The plaintiff’s “examples” of instances in which he was disparately treated by Mr. Yencheske are unavailing because he does not compare himself to a “similarly situated” employee. Mr. McKnight claims that he, but not a white assistant manager, was criticized by Mr. Yencheske for reporting to work late and for failing to promptly deposit excess money from the cash register into a drop box. Even assuming this is true, however, there is nothing inappropriate with holding a trainee manager to a higher standard than an experienced assistant manager or other lower-level employee. As a store manager, Mr. McKnight would be solely responsible for implementing SuperAmerica policies and procedures throughout his workforce; this would obviously require that he be much more familiar (and committed) to such practices than other employees. Moreover, a manager sets the standard of conduct to which other employees are to adhere; a lower-level employee can hardly be expected to respond and adhere to the instructions of a manager who is unwilling or unable to conduct himself in a similar manner. Mr. McKnight, then, cannot analogize his treatment with that of an assistant manager because, as a trainee manager, he was not similarly situated; his conduct could rightfully be subjected to a higher degree of scrutiny, especially when he was on probationary status.
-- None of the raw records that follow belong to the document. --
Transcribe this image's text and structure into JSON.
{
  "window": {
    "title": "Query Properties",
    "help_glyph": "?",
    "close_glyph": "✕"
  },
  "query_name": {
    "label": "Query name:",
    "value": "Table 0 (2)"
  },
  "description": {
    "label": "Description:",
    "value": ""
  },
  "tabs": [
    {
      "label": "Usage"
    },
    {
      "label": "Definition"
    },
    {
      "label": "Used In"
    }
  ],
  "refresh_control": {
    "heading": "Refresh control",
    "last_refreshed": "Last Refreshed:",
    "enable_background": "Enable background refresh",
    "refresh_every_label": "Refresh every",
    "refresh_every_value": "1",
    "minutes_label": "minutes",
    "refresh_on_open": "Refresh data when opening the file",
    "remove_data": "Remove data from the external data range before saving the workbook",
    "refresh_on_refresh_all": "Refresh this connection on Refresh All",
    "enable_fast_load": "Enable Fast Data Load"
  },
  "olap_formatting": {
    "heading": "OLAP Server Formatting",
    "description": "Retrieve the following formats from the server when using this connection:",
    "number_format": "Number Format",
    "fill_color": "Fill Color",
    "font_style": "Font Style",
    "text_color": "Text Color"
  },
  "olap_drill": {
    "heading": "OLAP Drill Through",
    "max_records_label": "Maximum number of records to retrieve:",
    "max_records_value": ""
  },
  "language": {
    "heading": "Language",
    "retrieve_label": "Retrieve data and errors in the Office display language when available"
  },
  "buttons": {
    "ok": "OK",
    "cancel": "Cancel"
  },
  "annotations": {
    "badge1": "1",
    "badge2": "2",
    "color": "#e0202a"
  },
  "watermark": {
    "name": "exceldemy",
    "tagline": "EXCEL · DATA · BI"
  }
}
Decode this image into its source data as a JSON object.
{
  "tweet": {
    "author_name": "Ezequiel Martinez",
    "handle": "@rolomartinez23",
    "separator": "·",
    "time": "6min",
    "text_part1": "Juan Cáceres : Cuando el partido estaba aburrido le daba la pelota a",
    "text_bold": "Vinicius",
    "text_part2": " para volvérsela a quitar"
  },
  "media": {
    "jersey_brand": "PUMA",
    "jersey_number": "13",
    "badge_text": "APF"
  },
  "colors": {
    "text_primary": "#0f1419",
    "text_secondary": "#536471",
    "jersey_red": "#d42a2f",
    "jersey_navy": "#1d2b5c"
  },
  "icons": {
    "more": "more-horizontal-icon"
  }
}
The plaintiff has presented no evidence to show that a white probationary trainee manager would have been treated any differently than he. As a result, he has not met his prima facie case, and summary judgment in favor of the defendant is again appropriate.

IV. SUMMARY

For the foregoing reasons, IT IS HEREBY ORDERED that the defendant’s Motion for Summary Judgment pursuant to Rule 56(c) be GRANTED in the above-captioned matter, and that this ease be DISMISSED forthwith.

SO ORDERED. 
      
      . While the plaintiff contests this, as well as other, proposed findings, he only does so based on "McKnight's deposition, his affidavit, Besaw’s affidavit, and Williamson’s affidavit,” and does not reference any page numbers in those documents- to support his position. Because Local Rule 6.05(b)(1) contemplates a more detailed response, we must accept as undisputed any such proposed findings, if adequately supported by the record, unless the plaintiff has presented contrary evidence in the more-detailed statement of facts contained in his brief. See Pl.Mem.Opp'n Summ.J. at 3-14.
     
      
      . While the plaintiff provides an affidavit from Jean Besaw, a former SuperAmerica store manager in Neenah, Wisconsin, which is over one and one-half hours north of Milwaukee, to buttress his claims, Ms. Besaw neither observed his performance nor worked within Mr. Bandani’s area of management. As a result, her opinions carry little weight with respect to the matters being addressed in this case.
     
      
      . Because we have found summary judgment appropriate on this basis, we need not address whether the plaintiff’s discriminatory termination claim is barred by the doctrine of collateral estoppel.